Je dois confesser que jusqu’à mes quatorze ou quinze ans, Michael Bay était un sacré gage de divertissement : visionnages intensifs des Bad Boy, fascination pour la bataille de Pearl Harbor, sympathie non feinte à l’égard de Transformers... et plus en arrière, un souvenir très marqué d’Armageddon. Intimement, ce modèle d’intrigue sur fond d’extinction imminente de l’humanité me remuait au plus haut point, telle la révélation de notre « insignifiance » relative à l’échelle du cosmos : au moyen d’une menace à l’envergure incommensurable, la brièveté de notre existence et, surtout, de sa valeur nullement absolue me sautaient sans coup férir au visage.

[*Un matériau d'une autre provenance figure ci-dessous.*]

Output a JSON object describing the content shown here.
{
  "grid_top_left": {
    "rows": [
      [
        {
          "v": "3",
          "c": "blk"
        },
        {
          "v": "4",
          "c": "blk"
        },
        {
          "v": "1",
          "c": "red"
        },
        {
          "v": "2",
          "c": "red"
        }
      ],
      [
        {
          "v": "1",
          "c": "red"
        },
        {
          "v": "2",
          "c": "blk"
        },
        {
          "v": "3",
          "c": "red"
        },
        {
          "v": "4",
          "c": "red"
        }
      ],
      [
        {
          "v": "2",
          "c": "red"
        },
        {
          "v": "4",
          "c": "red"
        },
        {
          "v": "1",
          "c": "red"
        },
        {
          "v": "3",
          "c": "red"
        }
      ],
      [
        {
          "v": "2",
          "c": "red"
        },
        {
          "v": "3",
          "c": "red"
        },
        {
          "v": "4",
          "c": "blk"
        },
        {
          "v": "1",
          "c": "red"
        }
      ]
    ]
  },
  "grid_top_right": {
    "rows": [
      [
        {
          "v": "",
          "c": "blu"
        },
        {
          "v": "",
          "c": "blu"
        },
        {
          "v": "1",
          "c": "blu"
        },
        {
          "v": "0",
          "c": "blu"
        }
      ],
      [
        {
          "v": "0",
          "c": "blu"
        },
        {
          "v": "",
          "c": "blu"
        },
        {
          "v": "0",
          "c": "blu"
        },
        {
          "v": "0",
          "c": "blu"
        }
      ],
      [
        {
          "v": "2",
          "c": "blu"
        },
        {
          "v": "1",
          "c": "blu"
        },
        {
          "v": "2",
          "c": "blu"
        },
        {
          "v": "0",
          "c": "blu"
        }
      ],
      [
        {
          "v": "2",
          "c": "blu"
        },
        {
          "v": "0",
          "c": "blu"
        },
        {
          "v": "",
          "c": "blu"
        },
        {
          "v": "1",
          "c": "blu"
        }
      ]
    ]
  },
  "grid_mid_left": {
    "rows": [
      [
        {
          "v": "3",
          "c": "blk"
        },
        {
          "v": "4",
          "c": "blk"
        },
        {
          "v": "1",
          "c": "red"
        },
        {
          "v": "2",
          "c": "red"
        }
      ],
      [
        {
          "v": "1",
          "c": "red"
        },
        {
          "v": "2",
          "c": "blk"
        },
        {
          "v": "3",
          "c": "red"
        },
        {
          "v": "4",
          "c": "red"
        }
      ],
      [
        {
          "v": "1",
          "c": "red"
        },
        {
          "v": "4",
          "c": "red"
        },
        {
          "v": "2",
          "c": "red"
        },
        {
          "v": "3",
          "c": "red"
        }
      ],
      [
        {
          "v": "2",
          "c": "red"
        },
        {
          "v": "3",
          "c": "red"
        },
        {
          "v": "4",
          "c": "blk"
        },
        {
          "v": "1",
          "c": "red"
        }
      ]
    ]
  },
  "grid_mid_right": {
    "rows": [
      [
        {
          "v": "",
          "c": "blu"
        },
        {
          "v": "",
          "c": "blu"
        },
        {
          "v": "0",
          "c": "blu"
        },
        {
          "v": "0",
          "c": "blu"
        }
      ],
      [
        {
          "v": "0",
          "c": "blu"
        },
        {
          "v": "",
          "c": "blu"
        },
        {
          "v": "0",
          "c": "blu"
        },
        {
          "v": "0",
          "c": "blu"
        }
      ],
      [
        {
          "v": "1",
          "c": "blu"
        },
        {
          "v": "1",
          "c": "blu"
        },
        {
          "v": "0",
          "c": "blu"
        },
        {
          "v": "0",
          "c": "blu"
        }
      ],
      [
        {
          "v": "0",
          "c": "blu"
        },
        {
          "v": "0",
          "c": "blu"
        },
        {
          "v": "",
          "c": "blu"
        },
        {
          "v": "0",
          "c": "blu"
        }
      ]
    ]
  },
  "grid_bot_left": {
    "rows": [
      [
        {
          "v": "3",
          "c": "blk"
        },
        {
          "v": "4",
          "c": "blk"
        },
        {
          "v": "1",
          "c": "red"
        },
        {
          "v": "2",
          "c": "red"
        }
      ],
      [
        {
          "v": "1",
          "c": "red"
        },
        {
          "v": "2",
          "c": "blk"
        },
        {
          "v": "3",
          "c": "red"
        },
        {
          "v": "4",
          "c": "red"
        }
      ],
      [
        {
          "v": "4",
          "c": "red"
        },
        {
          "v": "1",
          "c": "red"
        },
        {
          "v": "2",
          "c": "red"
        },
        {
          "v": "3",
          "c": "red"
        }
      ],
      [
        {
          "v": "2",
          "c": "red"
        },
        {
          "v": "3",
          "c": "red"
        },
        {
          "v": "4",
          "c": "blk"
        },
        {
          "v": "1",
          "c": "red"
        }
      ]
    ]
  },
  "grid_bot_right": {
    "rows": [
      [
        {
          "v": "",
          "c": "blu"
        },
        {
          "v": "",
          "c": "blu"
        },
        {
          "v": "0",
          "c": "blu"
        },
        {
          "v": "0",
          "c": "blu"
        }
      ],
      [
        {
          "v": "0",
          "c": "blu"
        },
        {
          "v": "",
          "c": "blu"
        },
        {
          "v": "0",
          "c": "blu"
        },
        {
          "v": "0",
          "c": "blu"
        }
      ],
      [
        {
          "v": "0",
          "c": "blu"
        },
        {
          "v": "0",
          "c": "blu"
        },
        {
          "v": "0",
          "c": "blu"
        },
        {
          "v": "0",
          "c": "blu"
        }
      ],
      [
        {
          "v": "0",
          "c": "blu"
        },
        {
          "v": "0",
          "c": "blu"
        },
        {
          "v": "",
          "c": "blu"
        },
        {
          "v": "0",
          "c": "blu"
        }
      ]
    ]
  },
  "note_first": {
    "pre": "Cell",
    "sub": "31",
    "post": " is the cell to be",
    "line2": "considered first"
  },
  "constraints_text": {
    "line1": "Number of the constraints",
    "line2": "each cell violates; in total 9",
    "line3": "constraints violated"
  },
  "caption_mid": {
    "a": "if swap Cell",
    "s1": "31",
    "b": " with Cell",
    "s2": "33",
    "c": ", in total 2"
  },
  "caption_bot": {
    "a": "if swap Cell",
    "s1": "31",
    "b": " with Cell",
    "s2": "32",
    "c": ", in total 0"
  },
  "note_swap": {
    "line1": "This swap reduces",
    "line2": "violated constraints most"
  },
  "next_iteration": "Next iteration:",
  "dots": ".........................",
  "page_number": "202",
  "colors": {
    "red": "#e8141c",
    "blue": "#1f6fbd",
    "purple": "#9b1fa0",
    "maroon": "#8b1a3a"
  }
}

Aussi, il convient de féliciter Bay pour cette mise en abime pleine de justesse, preuve en est d’un film catastrophe aucunement assujetti à de basses considérations sensationnelles. Maintenant, pardonnez la gratuité de ce sarcasme, car par-delà mes états d’âme enfantins, cela tombe sous le sens qu’Armageddon s’en tient plus de deux heures durant à une débauche de pyrotechnie : saupoudrée d’une sacrée verve patriotique, le long-métrage vise davantage à imprégner la rétine de ses moyens considérables (la bagatelle de 140 millions de dollars en guise de budget) plutôt que d’explorer, comme a pu le faire Sunshine (cette comparaison m’en coûte), l’impact d’une tel désastre sur « l’humain ».

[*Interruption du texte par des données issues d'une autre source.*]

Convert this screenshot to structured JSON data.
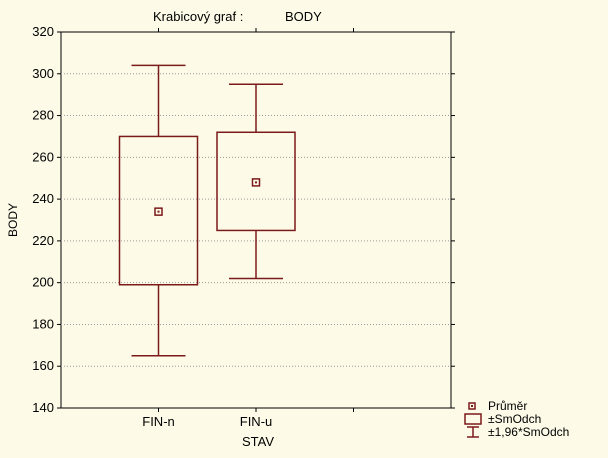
{
  "chart_data": {
    "type": "box",
    "title_prefix": "Krabicový  graf :",
    "title_variable": "BODY",
    "xlabel": "STAV",
    "ylabel": "BODY",
    "ylim": [
      140,
      320
    ],
    "yticks": [
      140,
      160,
      180,
      200,
      220,
      240,
      260,
      280,
      300,
      320
    ],
    "grid": true,
    "categories": [
      "FIN-n",
      "FIN-u"
    ],
    "boxes": [
      {
        "category": "FIN-n",
        "mean": 234,
        "box_low": 199,
        "box_high": 270,
        "whisker_low": 165,
        "whisker_high": 304
      },
      {
        "category": "FIN-u",
        "mean": 248,
        "box_low": 225,
        "box_high": 272,
        "whisker_low": 202,
        "whisker_high": 295
      }
    ],
    "legend": {
      "placement": "bottom-right",
      "items": [
        "Průměr",
        "±SmOdch",
        "±1,96*SmOdch"
      ]
    },
    "colors": {
      "box": "#7b1a1a",
      "background": "#fdfbe8",
      "grid": "#9a9a9a"
    }
  }
}
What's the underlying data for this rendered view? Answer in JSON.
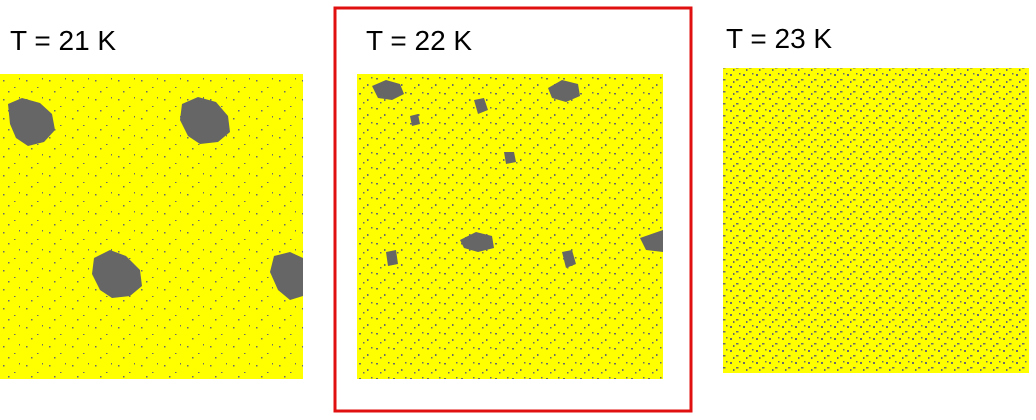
{
  "panels": [
    {
      "label": "T = 21 K"
    },
    {
      "label": "T = 22 K"
    },
    {
      "label": "T = 23 K"
    }
  ]
}
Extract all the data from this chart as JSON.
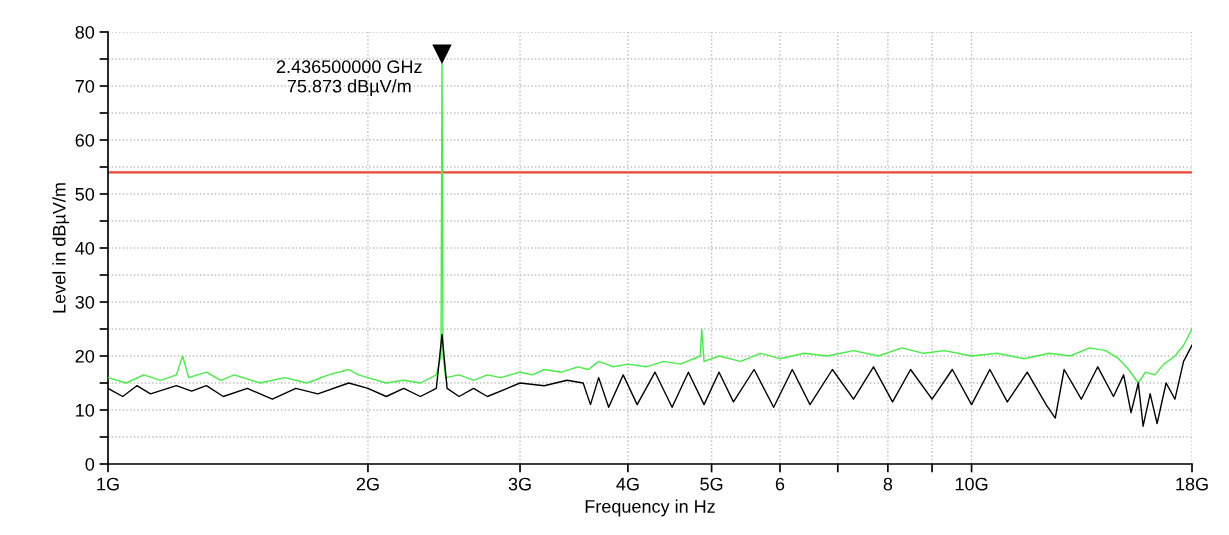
{
  "chart_data": {
    "type": "line",
    "xlabel": "Frequency in Hz",
    "ylabel": "Level in dBµV/m",
    "log": "x",
    "grid": true,
    "line_style": "solid",
    "marker": "none",
    "xlim": [
      1,
      18
    ],
    "xticks": [
      {
        "value": 1,
        "label": "1G"
      },
      {
        "value": 2,
        "label": "2G"
      },
      {
        "value": 3,
        "label": "3G"
      },
      {
        "value": 4,
        "label": "4G"
      },
      {
        "value": 5,
        "label": "5G"
      },
      6,
      {
        "value": 7,
        "label": null
      },
      8,
      {
        "value": 9,
        "label": null
      },
      {
        "value": 10,
        "label": "10G"
      },
      {
        "value": 18,
        "label": "18G"
      }
    ],
    "ylim": [
      0,
      80
    ],
    "yticks": [
      0,
      {
        "value": 5,
        "label": null
      },
      10,
      {
        "value": 15,
        "label": null
      },
      20,
      {
        "value": 25,
        "label": null
      },
      30,
      {
        "value": 35,
        "label": null
      },
      40,
      {
        "value": 45,
        "label": null
      },
      50,
      {
        "value": 55,
        "label": null
      },
      60,
      {
        "value": 65,
        "label": null
      },
      70,
      {
        "value": 75,
        "label": null
      },
      80
    ],
    "ref_lines": [
      {
        "axis": "y",
        "value": 54,
        "color": "#ee4433"
      }
    ],
    "annotations": [
      {
        "text": "2.436500000 GHz\n75.873 dBµV/m",
        "x": 2.4365,
        "y": 75.873
      }
    ],
    "series": [
      {
        "color": "#44ee44",
        "x": [
          1.0,
          1.05,
          1.1,
          1.15,
          1.2,
          1.22,
          1.24,
          1.3,
          1.35,
          1.4,
          1.5,
          1.6,
          1.7,
          1.8,
          1.9,
          1.95,
          2.0,
          2.1,
          2.2,
          2.3,
          2.4,
          2.43,
          2.4365,
          2.443,
          2.46,
          2.55,
          2.65,
          2.75,
          2.85,
          3.0,
          3.1,
          3.2,
          3.35,
          3.5,
          3.6,
          3.7,
          3.85,
          4.0,
          4.2,
          4.4,
          4.6,
          4.85,
          4.87,
          4.9,
          5.1,
          5.4,
          5.7,
          6.0,
          6.4,
          6.8,
          7.3,
          7.8,
          8.3,
          8.8,
          9.3,
          10.0,
          10.7,
          11.5,
          12.3,
          13.0,
          13.7,
          14.3,
          14.8,
          15.2,
          15.6,
          15.9,
          16.3,
          16.7,
          17.2,
          17.6,
          18.0
        ],
        "values": [
          16,
          15,
          16.5,
          15.5,
          16.5,
          20,
          16,
          17,
          15.5,
          16.5,
          15,
          16,
          15,
          16.5,
          17.5,
          16.5,
          16,
          15,
          15.5,
          15,
          16.5,
          20,
          75.873,
          20,
          16,
          16.5,
          15.5,
          16.5,
          16,
          17,
          16.5,
          17.5,
          17,
          18,
          17.5,
          19,
          18,
          18.5,
          18,
          19,
          18.5,
          20,
          25,
          19,
          20,
          19,
          20.5,
          19.5,
          20.5,
          20,
          21,
          20,
          21.5,
          20.5,
          21,
          20,
          20.5,
          19.5,
          20.5,
          20,
          21.5,
          21,
          19.5,
          17.5,
          15,
          17,
          16.5,
          18.5,
          20,
          22,
          25
        ]
      },
      {
        "color": "#000000",
        "x": [
          1.0,
          1.04,
          1.08,
          1.12,
          1.2,
          1.25,
          1.3,
          1.36,
          1.45,
          1.55,
          1.65,
          1.75,
          1.9,
          2.0,
          2.1,
          2.2,
          2.3,
          2.4,
          2.4365,
          2.47,
          2.55,
          2.65,
          2.75,
          2.9,
          3.0,
          3.2,
          3.4,
          3.55,
          3.62,
          3.7,
          3.8,
          3.95,
          4.1,
          4.3,
          4.5,
          4.7,
          4.9,
          5.1,
          5.3,
          5.6,
          5.9,
          6.2,
          6.5,
          6.9,
          7.3,
          7.7,
          8.1,
          8.5,
          9.0,
          9.5,
          10.0,
          10.5,
          11.0,
          11.6,
          12.2,
          12.5,
          12.8,
          13.4,
          14.0,
          14.6,
          15.0,
          15.3,
          15.6,
          15.8,
          16.1,
          16.4,
          16.8,
          17.2,
          17.6,
          18.0
        ],
        "values": [
          14,
          12.5,
          14.5,
          13,
          14.5,
          13.5,
          14.5,
          12.5,
          14,
          12,
          14,
          13,
          15,
          14,
          12.5,
          14,
          12.5,
          14,
          24,
          14,
          12.5,
          14,
          12.5,
          14,
          15,
          14.5,
          15.5,
          15,
          11,
          16,
          10.5,
          16.5,
          11,
          17,
          10.5,
          17,
          11,
          17,
          11.5,
          17.5,
          10.5,
          17.5,
          11,
          17.5,
          12,
          18,
          11.5,
          17.5,
          12,
          17.5,
          11,
          17.5,
          11.5,
          17,
          11,
          8.5,
          17.5,
          12,
          18,
          12.5,
          16.5,
          9.5,
          15,
          7,
          13,
          7.5,
          15,
          12,
          19,
          22
        ]
      }
    ]
  }
}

D’autant plus que cet argumentaire visuel accuse deux écueils évidents : d’abord très convenu, l’esthétisme global du long-métrage s’en tient dans les grandes largeurs à une peinture peu inspirée de son background spatial, son envergure tonitruante à grand renfort d’explosions l’emportant sur tout semblant d’originalité. Secondement, son classicisme clairement orienté « blockbuster » offre si peu en termes de propositions que le passage du temps n’en est que plus évident : pour une production « seulement » âgée de vingt ans aujourd’hui, on frise le cheap, chose d’autant plus patente que la teneur nanarde de ses nombreuses scènes d’action alourdit le tout.
Sans surprise dans la droite lignée d’une empreinte formelle pataude, le fond oscille pour sa part entre divertissement écervelé et grands airs de nanard refoulé, les pérégrinations improbables de Stamper et cie revêtant une gravité a priori assumée : quelques ressorts majeurs fonctionnent en ce sens, tel le climax sacrificiel et iconique de vous-savez-qui (ma sensibilité aidant) qui vient parachever l’écriture (simple mais) efficace des figures principales, mais l’ensemble souffre trop d’un humour désamorçant toute ébauche d’atmosphère crispante. Sur courant alternatif, ses prétentions dramatiques s’avèrent ainsi très limitées au sein d’un récit faisant la part belle aux répliques légères, une démarche certes légitime sur le papier (à l’échelle d’Armageddon) mais faisant trop d’ombre au peu de sérieux à l’œuvre.
Finalement, le plus dérangeant relève certainement de ce fameux discours patriotique, empreint d’une bonne grosse couche de ferveur religieuse et autres clichés représentatifs : en bon spectateur français, la vision de Paris prête ainsi à sourire (grandement de dépit), mais ce sont bien les nombreuses facilités au service de la gloire nord-américaine qui font le plus tiquer, quand bien même Armageddon ferait l’effort de nous faire voyager aux quatre coins du globe… ou de mentionner la participation désuète de tel ou tel État dans l’opération. Il convient d’ailleurs de rendre hommage au rôle de Peter Stormare, stéréotype le plus archétypal qui soit du cosmonaute russe, à plus forte raison que le film insiste lourdement sur l’invraisemblance folle du personnage : pourtant, la galerie américaine (Steve Buscemi) n'est pas en reste.
Autrement, Armageddon bénéficie des bienfaits d’un casting des plus solides, fruit d’une sympathie non feinte du spectateur à l’égard des tauliers que sont Willis, Thornton ou encore Duncan (et les interprètes précédemment cités) ; même le couple Affleck / Tyler, pourtant nominé chez les Razzie Awards, s’en tire plutôt bien. Sa distribution constitue en somme un point fort compensant, de son mieux, les errements d’un récit pas très malin, mais là n’était pas son intention : il subsiste donc un blockbuster pétri de grandiloquences en tous genres, heureusement corrélées à une ambiance résolument divertissante.